I am implementing a SourceFunction, which reads Data from a Database.
The job should be able to be resumed if stopped or crushed (i.e savepoints and checkpoints) with the data being processed exactly once.
What I have so far:
#SerialVersionUID(1L)
class JDBCSource(private val waitTimeMs: Long) extends
RichParallelSourceFunction[Event] with StoppableFunction with LazyLogging{
#transient var client: PostGreClient = _
#volatile var isRunning: Boolean = true
val DEFAULT_WAIT_TIME_MS = 1000
def this(clientConfig: Serializable) =
this(clientConfig, DEFAULT_WAIT_TIME_MS)
override def stop(): Unit = {
this.isRunning = false
}
override def open(parameters: Configuration): Unit = {
super.open(parameters)
client = new JDBCClient
}
override def run(ctx: SourceFunction.SourceContext[Event]): Unit = {
while (isRunning){
val statement = client.getConnection.createStatement()

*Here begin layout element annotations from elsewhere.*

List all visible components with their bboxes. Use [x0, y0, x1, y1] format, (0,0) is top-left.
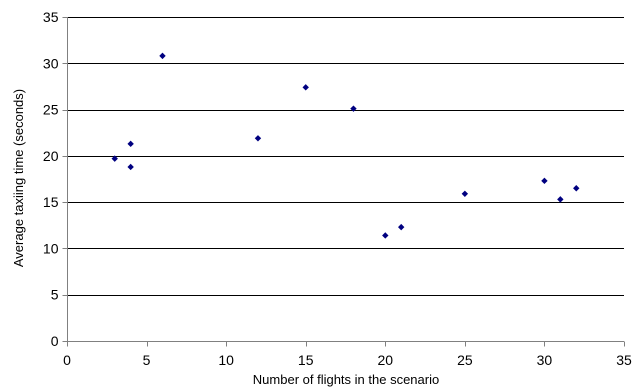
data-point-12 [557, 196, 564, 203]
y-tick-label-25: 25 [43, 102, 59, 118]
y-tick-label-5: 5 [51, 287, 59, 303]
x-tick-label-10: 10 [218, 352, 234, 368]
y-tick-label-20: 20 [43, 148, 59, 164]
data-point-7 [350, 105, 357, 112]
y-tick-label-10: 10 [43, 240, 59, 256]
x-tick-label-5: 5 [143, 352, 151, 368]
data-point-5 [254, 135, 262, 142]
data-point-13 [573, 185, 580, 192]
y-axis-label: Average taxiing time (seconds) [11, 89, 26, 267]
x-tick-label-20: 20 [377, 352, 393, 368]
x-tick-label-30: 30 [537, 352, 553, 368]
data-point-6 [302, 84, 309, 91]
axes [62, 17, 625, 347]
x-tick-label-25: 25 [457, 352, 473, 368]
data-point-1 [111, 155, 118, 162]
x-tick-label-35: 35 [616, 352, 632, 368]
data-point-9 [398, 223, 405, 231]
gridlines [67, 17, 624, 296]
data-point-3 [127, 163, 134, 171]
x-axis-label: Number of flights in the scenario [253, 372, 439, 387]
data-point-4 [159, 52, 166, 60]
tick-labels: 0 5 10 15 20 25 30 35 0 5 10 15 20 25 30 35 [43, 9, 632, 368]
data-point-8 [382, 232, 389, 239]
y-tick-label-35: 35 [43, 9, 59, 25]
data-point-2 [127, 140, 134, 148]
data-point-11 [541, 177, 548, 185]
x-tick-label-15: 15 [298, 352, 314, 368]
data-points [111, 52, 580, 239]
y-tick-label-30: 30 [43, 55, 59, 71]
data-point-10 [461, 190, 469, 198]
y-tick-label-0: 0 [51, 333, 59, 349]
y-tick-label-15: 15 [43, 194, 59, 210]
x-tick-label-0: 0 [63, 352, 71, 368]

val resultSet = statement.executeQuery("SELECT name, timestamp FROM MYTABLE")
while (resultSet.next()) {
val event: String = resultSet.getString("name")
val timestamp: Long = resultSet.getLong("timestamp")
ctx.collectWithTimestamp(new Event(name, timestamp), timestamp)
}
}
}
override def cancel(): Unit = {
isRunning = false
}
}
How can I make sure to only get the rows of the database which aren't processed yet?
I assumed the ctx variable would have some information about the current watermark so that I could change my query to something like:
select name, timestamp from myTable where timestamp > ctx.getCurrentWaterMark
But it doesn't have any relevant methods for me. Any Ideas how to solve this problem would be appreciated
You have to implement CheckpointedFunction so that you can manage checkpointing by yourself. The documentation of the interface is pretty comprehensive but if you need an example I advise you to take a look at an example.
In essence, your function must implement CheckpointedFunction#snapshotState to store the state you need using Flink's managed state and then, when performing a restore, it will read that same state in CheckpointedFunction#initializeState.